Da Capo Press
- Parent company: Hachette Books (Hachette Book Group)
- Founded: 1964; 62 years ago
- Country of origin: United States
- Headquarters location: Exchange Place Boston, Massachusetts
- Imprints: Lifelong
- Official website: www.dacapopress.com

= Da Capo Press =

American publishing company

Da Capo Press is an American publishing company with headquarters in Boston. In 2018, it became an imprint of Hachette Books.

==History==
De Capo Press was founded in 1964 as a publisher of music books, as a division of Plenum Publisher. As of 2009 it had additional offices in New York City, Philadelphia, Los Angeles, and Emeryville, California. In 2008, it had net sales of more than $2.5 million.

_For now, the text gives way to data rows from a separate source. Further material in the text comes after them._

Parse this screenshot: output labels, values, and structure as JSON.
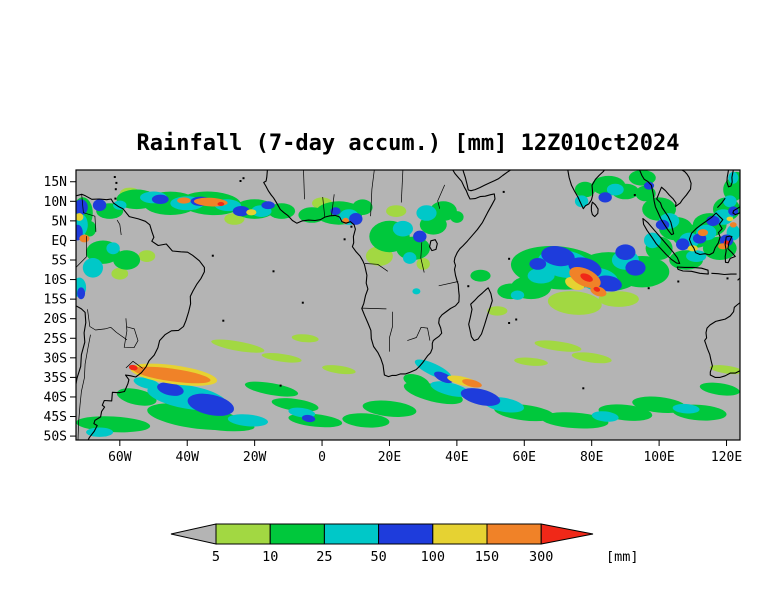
{
  "chart_data": {
    "type": "heatmap",
    "title": "Rainfall (7-day accum.) [mm] 12Z01Oct2024",
    "projection": {
      "lon_min": -73,
      "lon_max": 124,
      "lat_min": -51,
      "lat_max": 18
    },
    "x_ticks": [
      {
        "value": -60,
        "label": "60W"
      },
      {
        "value": -40,
        "label": "40W"
      },
      {
        "value": -20,
        "label": "20W"
      },
      {
        "value": 0,
        "label": "0"
      },
      {
        "value": 20,
        "label": "20E"
      },
      {
        "value": 40,
        "label": "40E"
      },
      {
        "value": 60,
        "label": "60E"
      },
      {
        "value": 80,
        "label": "80E"
      },
      {
        "value": 100,
        "label": "100E"
      },
      {
        "value": 120,
        "label": "120E"
      }
    ],
    "y_ticks": [
      {
        "value": 15,
        "label": "15N"
      },
      {
        "value": 10,
        "label": "10N"
      },
      {
        "value": 5,
        "label": "5N"
      },
      {
        "value": 0,
        "label": "EQ"
      },
      {
        "value": -5,
        "label": "5S"
      },
      {
        "value": -10,
        "label": "10S"
      },
      {
        "value": -15,
        "label": "15S"
      },
      {
        "value": -20,
        "label": "20S"
      },
      {
        "value": -25,
        "label": "25S"
      },
      {
        "value": -30,
        "label": "30S"
      },
      {
        "value": -35,
        "label": "35S"
      },
      {
        "value": -40,
        "label": "40S"
      },
      {
        "value": -45,
        "label": "45S"
      },
      {
        "value": -50,
        "label": "50S"
      }
    ],
    "background_color": "#b4b4b4",
    "under_color": "#b4b4b4",
    "boundaries": [
      5,
      10,
      25,
      50,
      100,
      150,
      300
    ],
    "level_colors": [
      "#a2d842",
      "#00c83c",
      "#00c8c8",
      "#1e3cdc",
      "#e6d232",
      "#f08228",
      "#f02818"
    ],
    "colorbar": {
      "boundary_labels": [
        "5",
        "10",
        "25",
        "50",
        "100",
        "150",
        "300"
      ],
      "unit_label": "[mm]"
    },
    "rain_patches": {
      "columns": [
        "lon",
        "lat",
        "rx_deg",
        "ry_deg",
        "rotation_deg",
        "level_index"
      ],
      "rows": [
        [
          -55,
          10.5,
          6,
          2.5,
          0,
          1
        ],
        [
          -45,
          9.5,
          8,
          3,
          0,
          1
        ],
        [
          -33,
          9.5,
          9,
          3,
          3,
          1
        ],
        [
          -20,
          8,
          6,
          2.5,
          0,
          1
        ],
        [
          -12,
          7.5,
          4,
          2,
          0,
          1
        ],
        [
          -26,
          5.5,
          3,
          1.5,
          0,
          0
        ],
        [
          -57,
          12,
          3,
          1.5,
          0,
          0
        ],
        [
          -50,
          11,
          4,
          1.5,
          0,
          2
        ],
        [
          -40,
          9.5,
          5,
          1.8,
          0,
          2
        ],
        [
          -28,
          9,
          4,
          1.5,
          3,
          2
        ],
        [
          -18,
          7.5,
          3,
          1.5,
          0,
          2
        ],
        [
          -60,
          9,
          2,
          1.2,
          0,
          2
        ],
        [
          -48,
          10.5,
          2.5,
          1.2,
          0,
          3
        ],
        [
          -36,
          10,
          3,
          1.2,
          0,
          3
        ],
        [
          -24,
          7.5,
          2.5,
          1.3,
          0,
          3
        ],
        [
          -16,
          9,
          2,
          1,
          0,
          3
        ],
        [
          -33,
          9.8,
          5,
          1.1,
          3,
          5
        ],
        [
          -41,
          10.2,
          2,
          0.8,
          0,
          5
        ],
        [
          -30,
          9.3,
          1,
          0.5,
          0,
          6
        ],
        [
          -21,
          7.2,
          1.5,
          0.8,
          0,
          4
        ],
        [
          -63,
          7.5,
          4,
          2,
          0,
          1
        ],
        [
          -66,
          9,
          2,
          1.5,
          0,
          3
        ],
        [
          -71,
          7,
          3,
          4,
          0,
          1
        ],
        [
          -72,
          4,
          2.5,
          3,
          0,
          2
        ],
        [
          -71.5,
          8.5,
          2,
          2,
          0,
          3
        ],
        [
          -72.5,
          2,
          1.5,
          2,
          0,
          3
        ],
        [
          -70.5,
          0.5,
          1.5,
          1,
          0,
          5
        ],
        [
          -72,
          6,
          1.2,
          1,
          0,
          4
        ],
        [
          -69,
          3,
          2,
          2,
          0,
          1
        ],
        [
          -65,
          -3,
          5,
          3,
          0,
          1
        ],
        [
          -58,
          -5,
          4,
          2.5,
          0,
          1
        ],
        [
          -68,
          -7,
          3,
          2.5,
          0,
          2
        ],
        [
          -62,
          -2,
          2,
          1.5,
          0,
          2
        ],
        [
          -60,
          -8.5,
          2.5,
          1.5,
          0,
          0
        ],
        [
          -72,
          -12,
          2,
          2.5,
          0,
          2
        ],
        [
          -71.5,
          -13.5,
          1.2,
          1.5,
          0,
          3
        ],
        [
          -52,
          -4,
          2.5,
          1.5,
          0,
          0
        ],
        [
          5,
          7,
          7,
          3,
          0,
          1
        ],
        [
          -3,
          6.5,
          4,
          2,
          0,
          1
        ],
        [
          8,
          6,
          3,
          2,
          0,
          2
        ],
        [
          10,
          5.5,
          2,
          1.5,
          0,
          3
        ],
        [
          4,
          7.5,
          1.5,
          1,
          0,
          3
        ],
        [
          7,
          5,
          1,
          0.8,
          0,
          5
        ],
        [
          12,
          8.5,
          3,
          2,
          0,
          1
        ],
        [
          0,
          9.5,
          3,
          1.5,
          0,
          0
        ],
        [
          20,
          1,
          6,
          4,
          0,
          1
        ],
        [
          27,
          -2,
          5,
          3,
          0,
          1
        ],
        [
          17,
          -4,
          4,
          2.5,
          0,
          0
        ],
        [
          24,
          3,
          3,
          2,
          0,
          2
        ],
        [
          29,
          1,
          2,
          1.5,
          0,
          3
        ],
        [
          26,
          -4.5,
          2,
          1.5,
          0,
          2
        ],
        [
          33,
          4,
          4,
          2.5,
          0,
          1
        ],
        [
          36,
          7.5,
          4,
          2.5,
          0,
          1
        ],
        [
          31,
          7,
          3,
          2,
          0,
          2
        ],
        [
          40,
          6,
          2,
          1.5,
          0,
          1
        ],
        [
          22,
          7.5,
          3,
          1.5,
          0,
          0
        ],
        [
          30,
          -6,
          2,
          1.5,
          0,
          0
        ],
        [
          28,
          -13,
          1.2,
          0.8,
          0,
          2
        ],
        [
          -25,
          -27,
          8,
          1.2,
          10,
          0
        ],
        [
          -12,
          -30,
          6,
          1,
          8,
          0
        ],
        [
          -5,
          -25,
          4,
          1,
          5,
          0
        ],
        [
          5,
          -33,
          5,
          1,
          8,
          0
        ],
        [
          -44,
          -34.3,
          13,
          2.4,
          8,
          4
        ],
        [
          -44.5,
          -34.4,
          11.5,
          1.6,
          8,
          5
        ],
        [
          -56,
          -32.5,
          1.3,
          0.7,
          10,
          6
        ],
        [
          -40,
          -40,
          12,
          3,
          10,
          2
        ],
        [
          -33,
          -42,
          7,
          2.6,
          12,
          3
        ],
        [
          -45,
          -38,
          4,
          1.6,
          12,
          3
        ],
        [
          -38,
          -45,
          14,
          3,
          8,
          1
        ],
        [
          -55,
          -40,
          6,
          2,
          12,
          1
        ],
        [
          -52,
          -36.5,
          4,
          1.3,
          14,
          2
        ],
        [
          -62,
          -47,
          11,
          2,
          3,
          1
        ],
        [
          -66,
          -49,
          4,
          1.2,
          0,
          2
        ],
        [
          -30,
          -47,
          10,
          1.6,
          5,
          1
        ],
        [
          -22,
          -46,
          6,
          1.5,
          5,
          2
        ],
        [
          -15,
          -38,
          8,
          1.5,
          10,
          1
        ],
        [
          -8,
          -42,
          7,
          1.5,
          8,
          1
        ],
        [
          -2,
          -46,
          8,
          1.6,
          6,
          1
        ],
        [
          -6,
          -44,
          4,
          1.2,
          8,
          2
        ],
        [
          -4,
          -45.5,
          2,
          0.9,
          8,
          3
        ],
        [
          20,
          -43,
          8,
          2,
          6,
          1
        ],
        [
          33,
          -39,
          9,
          2.2,
          14,
          1
        ],
        [
          38,
          -38,
          6,
          1.6,
          14,
          2
        ],
        [
          42,
          -36,
          5,
          1.1,
          14,
          4
        ],
        [
          44.5,
          -36.5,
          3,
          0.9,
          14,
          5
        ],
        [
          47,
          -40,
          6,
          2,
          13,
          3
        ],
        [
          54,
          -42,
          6,
          1.8,
          10,
          2
        ],
        [
          60,
          -44,
          9,
          2,
          7,
          1
        ],
        [
          33,
          -33,
          6,
          1.5,
          25,
          2
        ],
        [
          36,
          -35,
          3,
          1.1,
          25,
          3
        ],
        [
          28,
          -36,
          4,
          1.6,
          18,
          1
        ],
        [
          13,
          -46,
          7,
          1.8,
          4,
          1
        ],
        [
          70,
          -7,
          14,
          5.5,
          5,
          1
        ],
        [
          85,
          -8,
          10,
          5,
          0,
          1
        ],
        [
          62,
          -12,
          6,
          3,
          0,
          1
        ],
        [
          95,
          -8,
          8,
          4,
          0,
          1
        ],
        [
          75,
          -16,
          8,
          3,
          5,
          0
        ],
        [
          88,
          -15,
          6,
          2,
          0,
          0
        ],
        [
          72,
          -6,
          8,
          3.5,
          10,
          2
        ],
        [
          82,
          -10,
          6,
          3,
          10,
          2
        ],
        [
          90,
          -5,
          4,
          2.5,
          0,
          2
        ],
        [
          65,
          -9,
          4,
          2,
          0,
          2
        ],
        [
          70,
          -4,
          5,
          2.5,
          10,
          3
        ],
        [
          78,
          -7,
          5,
          2.5,
          15,
          3
        ],
        [
          85,
          -11,
          4,
          2,
          10,
          3
        ],
        [
          90,
          -3,
          3,
          2,
          0,
          3
        ],
        [
          93,
          -7,
          3,
          2,
          0,
          3
        ],
        [
          64,
          -6,
          2.5,
          1.5,
          0,
          3
        ],
        [
          75,
          -11,
          3,
          1.5,
          20,
          4
        ],
        [
          78,
          -9.5,
          5,
          2.2,
          25,
          5
        ],
        [
          82,
          -13,
          2.5,
          1.2,
          20,
          5
        ],
        [
          78.5,
          -9.5,
          2,
          0.9,
          25,
          6
        ],
        [
          81.5,
          -12.5,
          1,
          0.6,
          20,
          6
        ],
        [
          56,
          -13,
          4,
          2,
          0,
          1
        ],
        [
          58,
          -14,
          2,
          1.2,
          0,
          2
        ],
        [
          47,
          -9,
          3,
          1.5,
          0,
          1
        ],
        [
          52,
          -18,
          3,
          1.2,
          0,
          0
        ],
        [
          70,
          -27,
          7,
          1.2,
          8,
          0
        ],
        [
          80,
          -30,
          6,
          1.2,
          8,
          0
        ],
        [
          62,
          -31,
          5,
          1,
          5,
          0
        ],
        [
          75,
          -46,
          10,
          2,
          4,
          1
        ],
        [
          90,
          -44,
          8,
          2,
          6,
          1
        ],
        [
          84,
          -45,
          4,
          1.3,
          6,
          2
        ],
        [
          100,
          -42,
          8,
          2,
          6,
          1
        ],
        [
          112,
          -44,
          8,
          2,
          4,
          1
        ],
        [
          108,
          -43,
          4,
          1.2,
          4,
          2
        ],
        [
          118,
          -38,
          6,
          1.5,
          8,
          1
        ],
        [
          120,
          -33,
          5,
          1,
          8,
          0
        ],
        [
          85,
          14,
          5,
          2.5,
          0,
          1
        ],
        [
          90,
          12.5,
          4,
          2,
          0,
          1
        ],
        [
          87,
          13,
          2.5,
          1.5,
          0,
          2
        ],
        [
          84,
          11,
          2,
          1.3,
          0,
          3
        ],
        [
          78,
          13,
          3,
          2,
          0,
          1
        ],
        [
          77,
          10,
          2,
          1.5,
          0,
          2
        ],
        [
          95,
          16,
          4,
          2,
          0,
          1
        ],
        [
          97,
          14,
          1.5,
          1,
          0,
          3
        ],
        [
          100,
          8,
          5,
          3,
          0,
          1
        ],
        [
          105,
          3,
          5,
          3,
          0,
          1
        ],
        [
          110,
          1,
          6,
          3,
          0,
          1
        ],
        [
          115,
          4,
          5,
          3,
          0,
          1
        ],
        [
          120,
          8,
          4,
          3,
          0,
          1
        ],
        [
          118,
          -2,
          5,
          3,
          0,
          1
        ],
        [
          108,
          -5,
          5,
          2.5,
          0,
          1
        ],
        [
          100,
          -2,
          4,
          3,
          0,
          1
        ],
        [
          122,
          13,
          3,
          3,
          0,
          1
        ],
        [
          96,
          12,
          3,
          2,
          0,
          1
        ],
        [
          103,
          5,
          3,
          2,
          0,
          2
        ],
        [
          109,
          0,
          3,
          2,
          0,
          2
        ],
        [
          114,
          2,
          3,
          2,
          0,
          2
        ],
        [
          119,
          6,
          3,
          2,
          0,
          2
        ],
        [
          111,
          -4,
          3,
          1.5,
          0,
          2
        ],
        [
          98,
          0,
          2.5,
          2,
          0,
          2
        ],
        [
          122,
          2,
          2,
          2,
          0,
          2
        ],
        [
          121,
          10,
          2,
          1.5,
          0,
          2
        ],
        [
          101,
          4,
          2,
          1.3,
          0,
          3
        ],
        [
          107,
          -1,
          2,
          1.5,
          0,
          3
        ],
        [
          112,
          0.5,
          2,
          1.3,
          0,
          3
        ],
        [
          116,
          5,
          2,
          1.3,
          0,
          3
        ],
        [
          120,
          0,
          2,
          1.5,
          0,
          3
        ],
        [
          122,
          7.5,
          1.5,
          1.2,
          0,
          3
        ],
        [
          113,
          2,
          1.5,
          0.9,
          0,
          5
        ],
        [
          119,
          -1.5,
          1.5,
          0.8,
          0,
          5
        ],
        [
          122,
          4,
          1,
          0.7,
          0,
          5
        ],
        [
          110,
          -2,
          1.5,
          0.8,
          0,
          4
        ],
        [
          121,
          5.5,
          1,
          0.6,
          0,
          4
        ],
        [
          120,
          -0.5,
          0.8,
          0.5,
          0,
          6
        ],
        [
          123,
          15,
          2.5,
          2.5,
          0,
          1
        ],
        [
          122,
          16,
          1.5,
          1.5,
          0,
          2
        ]
      ]
    }
  }
}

Da Capo Press became a general trade publisher in the mid-1970s. The name "Da Capo" is an Italian musical term that means "from the beginning", often used in sheet music to indicate that a piece should be repeated from the start. It was sold to the Perseus Books Group of New York City in 1999 after Plenum was sold to Wolters Kluwer, a Dutch company. In the last decade, its production has consisted of mostly nonfiction titles, both hardcover and paperback, focusing on history, music, the performing arts, sports, and popular culture. In 2003, Lifelong Books was founded as a health and wellness imprint. When Marlowe & Company became part of the imprint in 2007, Lifelong's range was expanded to include the New Glucose Revolution series and numerous diabetes titles, as well as books on healthful cooking, psychology, personal growth, and sexuality. In 2009 the company posted the science portion of the book Jetpack Dreams on the web for free.

In April 2016, Da Capo Press was acquired by the Hachette Book Group as part of Hachette's purchase of the Perseus Books Group. After the sale, sister imprint Seal Press became a Da Capo imprint. In 2018, Da Capo became an imprint of Hachette Books and Seal became an imprint of Basic Books.